Mit einer Opernpremiere ist es momentan wie mit einer Flaschenpost: Es kann eine Weile dauern, bis sie ihren Empfänger erreicht. Die Theater versuchen zwar, ihre Premierenpläne einzuhalten. Das Publikum muss lockdownbedingt jedoch das eigene Heim hüten - und auf eine Übertragung im Fernsehen oder Streamingkanal warten. Bis zum Sendetermin solcher Geisterspiele, in leeren Häusern vor Kameras, Mikrofonen und einer Handvoll zugelassener Kritiker veranstaltet, vergehen mitunter Monate.

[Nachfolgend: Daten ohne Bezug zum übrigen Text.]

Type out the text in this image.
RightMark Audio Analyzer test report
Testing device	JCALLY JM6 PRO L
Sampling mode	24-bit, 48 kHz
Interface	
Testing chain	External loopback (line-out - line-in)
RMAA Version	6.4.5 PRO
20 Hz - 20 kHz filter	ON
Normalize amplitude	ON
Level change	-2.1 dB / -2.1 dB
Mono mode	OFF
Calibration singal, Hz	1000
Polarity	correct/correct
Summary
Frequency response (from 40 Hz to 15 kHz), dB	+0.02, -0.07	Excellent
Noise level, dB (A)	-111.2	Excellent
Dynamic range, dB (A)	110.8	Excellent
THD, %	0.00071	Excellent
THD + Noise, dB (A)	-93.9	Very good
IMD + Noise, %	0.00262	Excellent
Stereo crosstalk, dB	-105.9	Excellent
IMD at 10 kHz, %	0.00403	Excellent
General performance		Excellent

Am Wochenende gelangen nun zwei solche Abende über die mediale Nabelschnur an die Öffentlichkeit: der mit Spannung erwartete "Parsifal" der Staatsoper und das Liebesdrama "Thaïs" aus dem Theater an der Wien. Letzteres ist bereits Ende Jänner aufgezeichnet worden und wurde von der "Wiener Zeitung" umgehend rezensiert. Regie-Ikone Peter Konwitschny hat die Geschichte vom Aneinander-Vorbeilieben der Kurtisane Thaïs und des Asketen Athanaël mit einem intensiven Schauspiel aufgeladen: Auf einer leeren Bühne, in umso markanteren Kostümen nähern sich die beiden Figuren einander an, spüren in der Fremdheit des anderen das jeweils eigene Defizit, ohne letztlich symbiotisch zu verschmelzen. Es wäre kein Konwitschny-Abend, hätte der Deutsche dem Spiel nicht auch einige polarisierende Akzente beigemischt. Uneingeschränktes Lob fand dafür die musikalische Seite des Massenet-Dramas in der "Wiener Zeitung": Nicole Chevalier und Josef Wagner brillieren in den Hauptrollen, Dirigent Leo Hussain lässt am Pult des RSO Wien französisches Sentiment zu, verleiht dem Klangbild aber auch Ecken und Kanten - zu sehen und hören am Sonntag, 18. April, ab 21.30 Uhr auf ORF III.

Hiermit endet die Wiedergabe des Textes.